Reporter's Notebook: Offense quick off mark for Markey senate bid

First John Kerry. Then Vicki Kennedy. And then the head of the Democratic Senatorial Campaign Committee. In quick succession on a Friday afternoon, all three lined up behind Congressman Ed Markey’s bid for Kerry’s Senate seat.

“While I began last week to formally step out of politics, and it’s very important that I respect the apolitical nature of the post I hope to soon occupy, as Massachusetts’s senior senator today and as a colleague of Ed Markey’s for 28 years, I’m excited to learn of and support his decision to run for the United States Senate,” said Kerry, who is expected to become President Obama’s chief diplomat next month.

Kerry pointed to Markey’s lengthy time in office: “He’s gutsy and tough, smart and sharp, a workhorse in Congress who has never forgotten where he came from or who sent him to Washington,” Kerry said.
The DSCC circulated Kerry’s comments, and then quickly e-mailed out a statement from its chair, Colorado Sen. Michael Bennet. “At a time when the country needs real leadership that looks out for the middle class, Ed Markey always remembers where he came from and will continue the hard work needed to turn our economy around,” Bennet said. “He is exactly the kind of leader Massachusetts needs in the US Senate.”

Vicki Kennedy, the widow of the late US Sen. Edward M. Kennedy, issued her own statement of support for Markey, a Malden Democrat and dean of the state’s Congressional delegation.

A special election to replace Kerry will likely occur this summer. Gov. Deval Patrick will pick an interim senator to sit in the seat during the campaign, and he has expressed a preference for the pick not to be a candidate for the full term.

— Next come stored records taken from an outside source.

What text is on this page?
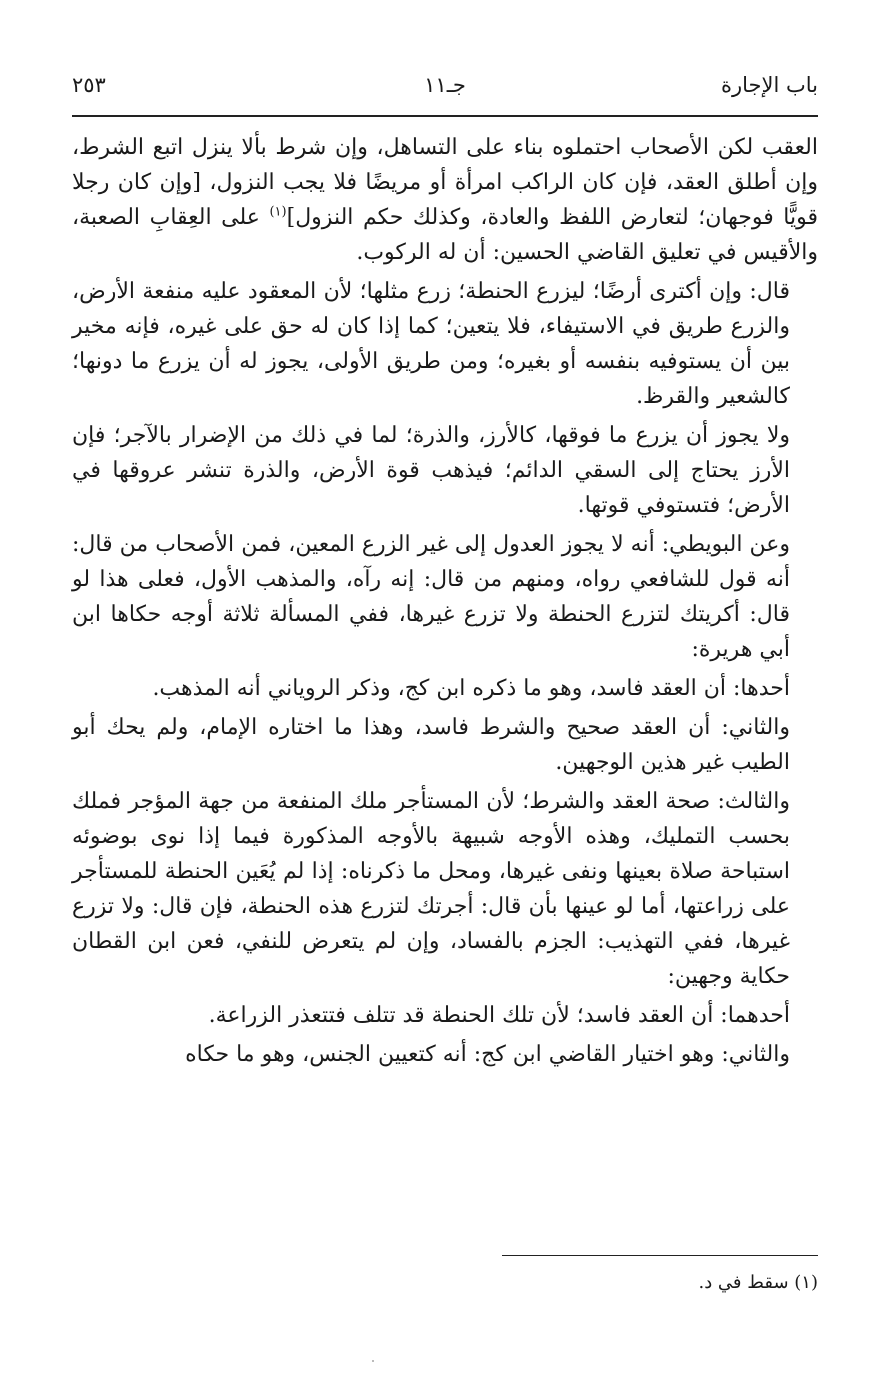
باب الإجارة
جـ١١
٢٥٣

العقب لكن الأصحاب احتملوه بناء على التساهل، وإن شرط بألا ينزل اتبع الشرط، وإن أطلق العقد، فإن كان الراكب امرأة أو مريضًا فلا يجب النزول، [وإن كان رجلا قويًّا فوجهان؛ لتعارض اللفظ والعادة، وكذلك حكم النزول]$^{(١)}$ على العِقابِ الصعبة، والأقيس في تعليق القاضي الحسين: أن له الركوب.

قال: وإن أكترى أرضًا؛ ليزرع الحنطة؛ زرع مثلها؛ لأن المعقود عليه منفعة الأرض، والزرع طريق في الاستيفاء، فلا يتعين؛ كما إذا كان له حق على غيره، فإنه مخير بين أن يستوفيه بنفسه أو بغيره؛ ومن طريق الأولى، يجوز له أن يزرع ما دونها؛ كالشعير والقرظ.

ولا يجوز أن يزرع ما فوقها، كالأرز، والذرة؛ لما في ذلك من الإضرار بالآجر؛ فإن الأرز يحتاج إلى السقي الدائم؛ فيذهب قوة الأرض، والذرة تنشر عروقها في الأرض؛ فتستوفي قوتها.

وعن البويطي: أنه لا يجوز العدول إلى غير الزرع المعين، فمن الأصحاب من قال: أنه قول للشافعي رواه، ومنهم من قال: إنه رآه، والمذهب الأول، فعلى هذا لو قال: أكريتك لتزرع الحنطة ولا تزرع غيرها، ففي المسألة ثلاثة أوجه حكاها ابن أبي هريرة:

أحدها: أن العقد فاسد، وهو ما ذكره ابن كج، وذكر الروياني أنه المذهب.

والثاني: أن العقد صحيح والشرط فاسد، وهذا ما اختاره الإمام، ولم يحك أبو الطيب غير هذين الوجهين.

والثالث: صحة العقد والشرط؛ لأن المستأجر ملك المنفعة من جهة المؤجر فملك بحسب التمليك، وهذه الأوجه شبيهة بالأوجه المذكورة فيما إذا نوى بوضوئه استباحة صلاة بعينها ونفى غيرها، ومحل ما ذكرناه: إذا لم يُعَين الحنطة للمستأجر على زراعتها، أما لو عينها بأن قال: أجرتك لتزرع هذه الحنطة، فإن قال: ولا تزرع غيرها، ففي التهذيب: الجزم بالفساد، وإن لم يتعرض للنفي، فعن ابن القطان حكاية وجهين:

أحدهما: أن العقد فاسد؛ لأن تلك الحنطة قد تتلف فتتعذر الزراعة.

والثاني: وهو اختيار القاضي ابن كج: أنه كتعيين الجنس، وهو ما حكاه

(١) سقط في د.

Other politicians said to be mulling a bid include Congressmen Michael Capuano (D-Somerville) and Stephen Lynch (D-South Boston), and state Sen. Ben Downing (D-Pittsfield).

Outgoing Sen. Scott Brown, a Wrentham Republican who was defeated by consumer advocate Elizabeth Warren in November, has not publicly indicated whether he will jump into the fray and attempt a return to the Senate.

In a fundraising e-mail that hit in-boxes before the spate of statements backing Markey, Lynch touted his reelection to the district that includes Dorchester’s coast. “Because of your hard work, we received the highest vote totals of any congressional campaign in Massachusetts and came in 6th in the nation!” the email said.

The statements from Kerry and others drew a sharp response from Capuano, who echoed some of the anti-establishment bent of his Congressional campaign in 1998. “It seems that the big names of our party are trying to choose our nominee for us,” he said in his own statement to reporters, according to WBUR 90.9.

“When I became mayor of Somerville, the establishment wasn’t with me. When I became a member of Congress, the establishment wasn’t with me. If I make this run it will be the same way, from the streets up, not from the elite down.”

Menino returns to City Hall
Mayor Thomas Menino’s office said this week he will swear in Michael O’Neill, who has been reappointed to the seven-member School Committee. Menino, who was released from Spaulding Rehabilitation Hospital in time for Christmas, has been spending time on Beacon Hill at the Parkman House, which has an elevator.

But he has also swung by City Hall, from which came a photo from Dec. 27 showing the mayor sitting in his office with his back to the camera. “Spending my birthday the best way I know how – in my chair at City Hall working on our city,” the staff-written caption said.

Menino was joined in the picture, above, by three aides: Martha Pierce, Howard Leibowitz, and Chris Osgood. Pierce and Leibowitz are longtime administration aides while Osgood is a member of Menino’s Office of New Urban Mechanics, which focuses on innovations in city services.

On New Year’s Eve, the mayor’s office did not immediately disclose where the swearing-in will take place.

“Michael O’Neill has been a valued member of the Boston School Committee, providing insight and expertise in the areas of financial strategies and youth development,” Menino said in a statement. “He has served with professionalism and integrity and I am honored to re-appoint him.”

O’Neill, 52, is receiving a second four-year term. A Charlestown resident and Boston Latin School graduate, he works at Savings Bank Life Insurance as senior vice president of marketing and distribution.